We studied some pharmacological properties of dimephosphone P—C and aza analogs, viz., dimethyl (2-methyl-4-oxopent-2-yl)phosphonate, which is one of the first organophosphorus drugs having no anticholinesterase activity. Replacement of two P—O—C fragments in dialkyl (2-methyl-4-oxopent-2-yl)phosphonates with the P—C ones on going to dialkyl-(2-methyl-4-oxopent-2-yl)phosphine oxides results in a dramatic decrease in the acute toxicity of the latter to warmblooded animals. The toxicities of dimephosphone aza analogs and (γ-oxoalkyl)phosphine oxides under study depend on the nature of aza fragment introduced instead of the oxygen atom. Dimephosphone pyridinoylhydrazones were found to exhibit a high antiinflammatory activity, which increases the interest for this type compounds as promising tuberculostatics.

Pfitzinger reaction of dialkyl(aryl)(2-methyl-4-oxopent-2-yl)phosphine oxides

New phosphorus-containing derivatives of quinoline-4-carboxylic acid were synthesized by the Pfitzinger reaction from isatin and dialkyl(aryl)(2-methyl-4-oxopent-2-yl)phosphine oxides.

Dimephosphone analogs: II. Dialkyl(diaryl)-(2-methyl-4-oxopent-2-yl)phosphine oxide oximes: Synthesis, structure, and generation of iminoxyl radicals

Dialkyl(diaryl)-(2-methyl-4-oxopent-2-yl)phosphine oxide oximes have been synthesized for the first time. According to the X-ray diffraction data, these compounds in crystal exist as a single E isomer. Their structure in solution and the E/Z isomer ratio were determined by 1H and 13C NMR spectroscopy.

Unusual structure and reactions of 1-phenlpyrazol-5-one annulated with 1-methylpiperidine.
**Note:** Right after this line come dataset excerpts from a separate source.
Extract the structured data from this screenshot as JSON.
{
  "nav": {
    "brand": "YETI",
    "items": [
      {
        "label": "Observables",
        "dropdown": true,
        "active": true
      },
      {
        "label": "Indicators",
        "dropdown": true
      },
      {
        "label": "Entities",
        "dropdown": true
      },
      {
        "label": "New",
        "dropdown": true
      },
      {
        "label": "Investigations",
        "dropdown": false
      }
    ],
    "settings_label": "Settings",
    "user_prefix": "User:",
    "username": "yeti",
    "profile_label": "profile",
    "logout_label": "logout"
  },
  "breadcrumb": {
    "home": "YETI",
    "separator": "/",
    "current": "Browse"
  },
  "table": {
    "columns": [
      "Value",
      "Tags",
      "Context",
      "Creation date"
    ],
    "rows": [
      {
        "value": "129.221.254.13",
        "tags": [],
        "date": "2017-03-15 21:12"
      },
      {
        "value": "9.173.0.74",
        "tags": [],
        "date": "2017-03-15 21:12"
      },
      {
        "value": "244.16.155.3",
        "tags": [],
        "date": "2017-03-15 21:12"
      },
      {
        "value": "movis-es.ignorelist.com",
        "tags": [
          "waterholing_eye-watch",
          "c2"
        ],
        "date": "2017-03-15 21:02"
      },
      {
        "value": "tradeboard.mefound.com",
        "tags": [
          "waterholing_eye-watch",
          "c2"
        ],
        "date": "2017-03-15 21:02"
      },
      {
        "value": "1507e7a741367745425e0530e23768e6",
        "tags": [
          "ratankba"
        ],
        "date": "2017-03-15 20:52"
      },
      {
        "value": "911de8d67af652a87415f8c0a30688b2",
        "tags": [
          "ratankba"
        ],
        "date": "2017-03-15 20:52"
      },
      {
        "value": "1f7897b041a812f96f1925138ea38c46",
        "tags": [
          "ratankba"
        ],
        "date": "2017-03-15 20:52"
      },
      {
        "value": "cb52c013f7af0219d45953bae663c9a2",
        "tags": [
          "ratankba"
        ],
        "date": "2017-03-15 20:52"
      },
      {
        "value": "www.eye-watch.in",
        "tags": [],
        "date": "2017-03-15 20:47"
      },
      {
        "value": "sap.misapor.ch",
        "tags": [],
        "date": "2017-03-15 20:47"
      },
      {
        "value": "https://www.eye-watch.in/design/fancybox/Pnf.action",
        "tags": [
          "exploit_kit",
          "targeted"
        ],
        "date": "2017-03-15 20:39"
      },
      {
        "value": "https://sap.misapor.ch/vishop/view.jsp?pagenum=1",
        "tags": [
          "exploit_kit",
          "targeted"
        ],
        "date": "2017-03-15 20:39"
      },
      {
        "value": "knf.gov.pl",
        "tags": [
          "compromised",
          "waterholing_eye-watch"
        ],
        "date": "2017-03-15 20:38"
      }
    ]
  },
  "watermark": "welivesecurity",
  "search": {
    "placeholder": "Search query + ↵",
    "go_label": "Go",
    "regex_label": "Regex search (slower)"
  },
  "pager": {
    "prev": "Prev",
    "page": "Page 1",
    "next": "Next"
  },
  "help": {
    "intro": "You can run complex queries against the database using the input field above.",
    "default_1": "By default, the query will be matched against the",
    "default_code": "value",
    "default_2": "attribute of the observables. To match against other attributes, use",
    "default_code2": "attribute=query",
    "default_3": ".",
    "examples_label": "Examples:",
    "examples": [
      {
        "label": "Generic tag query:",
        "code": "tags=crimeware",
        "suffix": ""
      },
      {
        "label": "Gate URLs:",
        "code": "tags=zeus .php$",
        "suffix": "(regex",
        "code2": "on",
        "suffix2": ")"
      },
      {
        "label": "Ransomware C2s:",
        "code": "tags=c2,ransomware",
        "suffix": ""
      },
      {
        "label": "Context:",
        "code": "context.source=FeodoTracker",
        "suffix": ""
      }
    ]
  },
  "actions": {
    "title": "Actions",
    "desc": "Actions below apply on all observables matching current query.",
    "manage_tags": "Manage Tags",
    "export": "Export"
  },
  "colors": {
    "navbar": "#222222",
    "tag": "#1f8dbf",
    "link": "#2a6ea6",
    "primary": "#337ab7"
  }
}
A rare case of auto-alkylation

The interaction of 1-alkyl-3-alkoxycarbonylpyperidin-4-ones with phenylhydrazine has led to 5-alkyl-2-phenyl-3,3a,4,5,6,7-hexahydro-2H-pyrazolo-[4,3-c]pyridin-3-ones. The prepared compounds are unstable and undergo a series of uncommon transformations; their mechanisms have been suggested basing on the structural analysis of the product mixtures.

Dimephosphone Analogs: I. Synthesis and Structure of Some Dimephosphone Aryl- and Acylhydrazones

Dimephosphone (2-dimethoxyphosphoryl-2-methylpentan-4-one) phenyl-, nitrophenyl-, benzoyl-, and 4-nitrobenzoylhydrazones were synthesized. The compounds in crystals were shown to have a steric form exclusively of the E-isomer. The structure of hydrazones in solution is defined by the nature of the substituents and the solvent and the time of storage of the solution. The dimephosphone aroylhydrazones in acid solutions exist in several possible forms: the isomers at the imine bond, the conformers at the amide bond, and a cyclic tautomer (1,3,4-oxadiazoline).